Но Бесики оставался безучастным ко всему окружающему. Отъезд его из Тбилиси произошёл в такой спешке, что он не успел повидаться с Анной. Множество дел навалилось на него в ночь перед отъездом, и он не успел оглянуться, как настало утро. Он хотел написать Анне письмо и в нём попросить прощения за то, что не сумел исполнить её желание, но, как только рассвело, Леван отдал приказ садиться на лошадей и отправляться в дорогу. Сам Ираклий провожал царевича до Мцхеты, и, разумеется, в этой сумятице не приходилось и думать о посылке письма.
Бесики успокаивал себя мыслью, что напишет своей столь вероломно покинутой возлюбленной с дороги, но и это оказалось невозможным. В Мцхете посольство остановилось лишь на короткое время, чтобы только прослушать молебен в храме и сейчас же продолжать путь. Дни были зимние, короткие; утром, когда садились на лошадей, было ещё темно; весь день ехали без отдыха и вечером рассёдлывали лошадей опять в темноте. Ночевали все вместе, в полутёмных хижинах, где не только невозможно было писать, но даже едва удавалось различать друг друга.
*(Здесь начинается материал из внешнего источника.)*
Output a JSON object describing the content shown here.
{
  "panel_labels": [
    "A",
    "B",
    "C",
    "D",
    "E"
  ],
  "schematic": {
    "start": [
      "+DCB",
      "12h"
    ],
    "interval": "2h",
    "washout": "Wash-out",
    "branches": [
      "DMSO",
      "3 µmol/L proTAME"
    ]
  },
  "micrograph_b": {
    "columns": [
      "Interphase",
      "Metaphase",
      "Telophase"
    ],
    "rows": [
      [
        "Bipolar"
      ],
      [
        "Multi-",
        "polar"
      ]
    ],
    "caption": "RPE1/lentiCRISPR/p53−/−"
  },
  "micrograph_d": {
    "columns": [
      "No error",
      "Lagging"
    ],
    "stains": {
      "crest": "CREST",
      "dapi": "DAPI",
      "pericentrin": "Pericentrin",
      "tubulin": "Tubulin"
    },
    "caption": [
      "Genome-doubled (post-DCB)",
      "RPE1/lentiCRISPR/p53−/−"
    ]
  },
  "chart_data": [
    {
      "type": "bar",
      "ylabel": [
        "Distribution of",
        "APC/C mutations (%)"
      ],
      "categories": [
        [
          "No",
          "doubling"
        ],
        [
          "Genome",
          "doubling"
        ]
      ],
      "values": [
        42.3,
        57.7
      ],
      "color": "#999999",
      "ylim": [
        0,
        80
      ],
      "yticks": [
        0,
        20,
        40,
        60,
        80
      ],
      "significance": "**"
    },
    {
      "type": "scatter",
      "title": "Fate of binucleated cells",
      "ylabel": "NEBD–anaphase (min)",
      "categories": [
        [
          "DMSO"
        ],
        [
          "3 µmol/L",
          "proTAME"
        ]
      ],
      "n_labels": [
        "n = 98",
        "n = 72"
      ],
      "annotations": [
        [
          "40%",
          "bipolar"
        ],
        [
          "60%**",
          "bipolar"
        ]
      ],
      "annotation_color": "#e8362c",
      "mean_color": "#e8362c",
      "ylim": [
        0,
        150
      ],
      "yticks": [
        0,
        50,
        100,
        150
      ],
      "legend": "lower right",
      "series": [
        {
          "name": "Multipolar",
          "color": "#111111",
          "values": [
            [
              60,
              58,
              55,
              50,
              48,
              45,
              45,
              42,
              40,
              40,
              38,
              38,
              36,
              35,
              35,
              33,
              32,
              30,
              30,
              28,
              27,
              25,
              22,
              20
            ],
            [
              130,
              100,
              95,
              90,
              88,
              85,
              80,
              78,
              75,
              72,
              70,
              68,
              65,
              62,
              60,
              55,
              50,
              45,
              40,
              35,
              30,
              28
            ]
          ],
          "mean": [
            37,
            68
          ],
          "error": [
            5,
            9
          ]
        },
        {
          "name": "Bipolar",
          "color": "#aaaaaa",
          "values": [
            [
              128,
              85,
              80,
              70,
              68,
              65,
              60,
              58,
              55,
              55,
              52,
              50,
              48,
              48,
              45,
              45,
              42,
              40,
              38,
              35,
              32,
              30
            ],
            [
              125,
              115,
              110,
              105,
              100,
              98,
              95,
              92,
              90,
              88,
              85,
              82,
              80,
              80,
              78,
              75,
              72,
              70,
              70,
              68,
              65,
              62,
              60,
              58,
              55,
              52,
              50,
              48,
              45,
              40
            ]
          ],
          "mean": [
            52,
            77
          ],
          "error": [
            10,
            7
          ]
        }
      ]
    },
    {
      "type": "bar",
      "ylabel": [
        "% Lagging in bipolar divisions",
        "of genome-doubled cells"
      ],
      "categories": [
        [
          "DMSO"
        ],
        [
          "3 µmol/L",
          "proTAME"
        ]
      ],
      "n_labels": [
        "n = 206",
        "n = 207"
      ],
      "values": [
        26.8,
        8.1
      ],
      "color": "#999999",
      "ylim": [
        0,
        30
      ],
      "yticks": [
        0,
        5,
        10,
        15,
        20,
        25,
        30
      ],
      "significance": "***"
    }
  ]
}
Постепенно Бесики забыл не только о письме, но и о самой Анне. А когда, миновав Кизляр, они повернули на Астрахань и перед ними впервые открылось необозримое у берегов море, такое же безбрежное, как терские степи, Бесики погрузился в удивительный мир каких-то совершенно новых, необычных ощущений. Он точно забыл о действительности, о человеческих чувствах и целиком растворился в пространстве, в бесконечной природе. Бескрайние поля и облака над ними, теряющаяся вдали синь моря, опять поля и облачный небосклон от одного края земли до другого… Правда, оглянувшись, некоторое время можно было увидеть покрытые снегом исполинские вершины Кавкасиони, но вскоре они исчезли, растворились в дымке. Вокруг расстилались безбрежные степи, небо было покрыто то прозрачными и лёгкими, как вуаль, то рваными, похожими на клочья ваты, облаками; местами виднелись скопления туч, похожих на свирепых, лохматых великанов. Потом показались стоянки кочующих калмыков и табуны их рыжих лошадей.